Romantico e guerriero per definizione e ora più che mai ribelle e cupo, il terzo atto delle avventure di Katniss Everdeen, la ragazza-messia che, futuribile Giovanna D'Arco, sogna di essere solo una donna ma è chiamata a diventare un simbolo («tutti quanti vorranno baciarti, ucciderti oppure essere te»), indossa il solito costume young adult attingendo all'iconografia classica (i bombardamenti notturni del Distretto 13 ricordano quelli della seconda guerra mondiale, così come la liberazione di Peeta richiama alla memoria l'operazione per uccidere Bin Laden...) per riflettere - nell'inevitabile guerra tra il potere di uno e la rabbia di tutti - su temi trasversali come l'uso deviato dei media e la manipolazione, là dove la battaglia da vincere è prima di tutto quella della propaganda. 

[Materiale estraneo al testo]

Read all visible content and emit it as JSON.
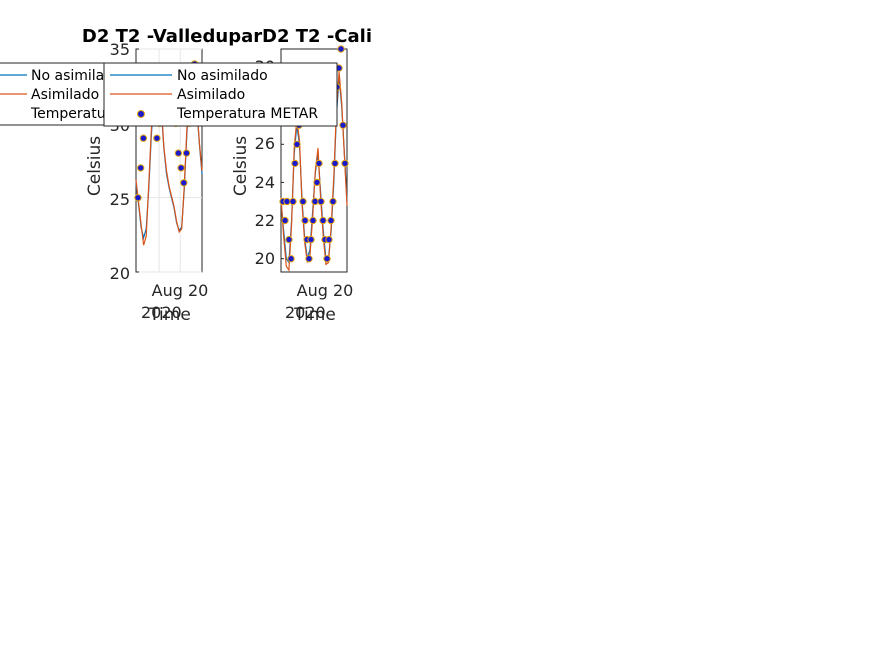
{
  "chart_data": [
    {
      "type": "line",
      "title": "D2 T2  -Valledupar",
      "xlabel": "Time",
      "ylabel": "Celsius",
      "ylim": [
        20,
        35
      ],
      "y_ticks": [
        "20",
        "25",
        "30",
        "35"
      ],
      "x_tick_label": "Aug 20",
      "x_secondary_label": "2020",
      "grid": true,
      "legend_placement": "top-left (outside)",
      "series": [
        {
          "name": "No asimilado",
          "color": "#0072BD",
          "values": [
            26.0,
            24.6,
            23.0,
            22.3,
            22.9,
            25.5,
            29.0,
            31.8,
            33.3,
            33.0,
            30.8,
            28.3,
            26.6,
            25.7,
            25.0,
            24.3,
            23.3,
            22.8,
            23.0,
            25.5,
            29.2,
            32.2,
            33.8,
            33.3,
            30.9,
            28.5,
            26.6
          ]
        },
        {
          "name": "Asimilado",
          "color": "#D95319",
          "values": [
            26.2,
            24.7,
            23.2,
            21.8,
            22.4,
            25.8,
            29.4,
            32.0,
            33.5,
            33.2,
            31.0,
            28.4,
            26.8,
            25.8,
            25.1,
            24.4,
            23.4,
            22.7,
            22.9,
            25.7,
            29.5,
            32.4,
            34.0,
            33.4,
            31.1,
            28.6,
            26.8
          ]
        },
        {
          "name": "Temperatura METAR",
          "color": "#0000FF",
          "values": [
            25,
            27,
            29,
            31,
            32,
            33,
            31,
            29,
            30,
            31,
            32,
            33,
            32,
            31,
            30,
            28,
            27,
            26,
            28,
            30,
            32,
            34,
            33,
            31
          ]
        }
      ]
    },
    {
      "type": "line",
      "title": "D2 T2  -Cali",
      "xlabel": "Time",
      "ylabel": "Celsius",
      "ylim": [
        19.3,
        31.0
      ],
      "y_ticks": [
        "20",
        "22",
        "24",
        "26",
        "30"
      ],
      "x_tick_label": "Aug 20",
      "x_secondary_label": "2020",
      "grid": false,
      "legend_placement": "top (inside)",
      "series": [
        {
          "name": "No asimilado",
          "color": "#0072BD",
          "values": [
            23,
            21.5,
            20,
            19.8,
            22,
            25.5,
            27,
            26,
            23,
            21,
            20,
            20.5,
            22.5,
            24.5,
            25.5,
            23.5,
            21.5,
            20,
            20,
            21.5,
            24,
            27.5,
            29.5,
            28,
            25.5,
            23
          ]
        },
        {
          "name": "Asimilado",
          "color": "#D95319",
          "values": [
            23.2,
            21.2,
            19.6,
            19.4,
            21.8,
            25.8,
            27.3,
            26.2,
            22.8,
            20.8,
            19.8,
            20.2,
            22.2,
            24.6,
            25.8,
            23.2,
            21.2,
            19.7,
            19.8,
            21.7,
            24.3,
            27.8,
            29.8,
            28.2,
            25.4,
            22.8
          ]
        },
        {
          "name": "Temperatura METAR",
          "color": "#0000FF",
          "values": [
            23,
            22,
            23,
            21,
            20,
            23,
            25,
            26,
            27,
            28,
            23,
            22,
            21,
            20,
            21,
            22,
            23,
            24,
            25,
            23,
            22,
            21,
            20,
            21,
            22,
            23,
            25,
            29,
            30,
            31,
            27,
            25
          ]
        }
      ]
    }
  ]
}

A tratti teso, anche spettacolare, il fanta kolossal di Francis Lawrence, pur efficace, è però il classico film di passaggio, o film esca: ti invoglia a vedere come andrà a finire, ma non aggiunge molto (a parte il bello, anche se parecchio annunciato, strappo finale) a quanto già detto.  Dedicato a Philip Seymour Hoffman (morto prima di finire le riprese della parte II), il nuovo «Hunger games» è afflitto poi dal doppiaggio stonato di Jennifer Lawrence: per quanto la voce sia la stessa che ha accompagnato l'attrice in tutta la serie (ma non nelle altre sue pellicole), il fastidio è pari solo all'ostinazione di chi crede ancora (erroneamente) che guardare un film con i sottotitoli sia più  faticoso che salire a piedi fino all'ultimo piano dell'Empire State Building.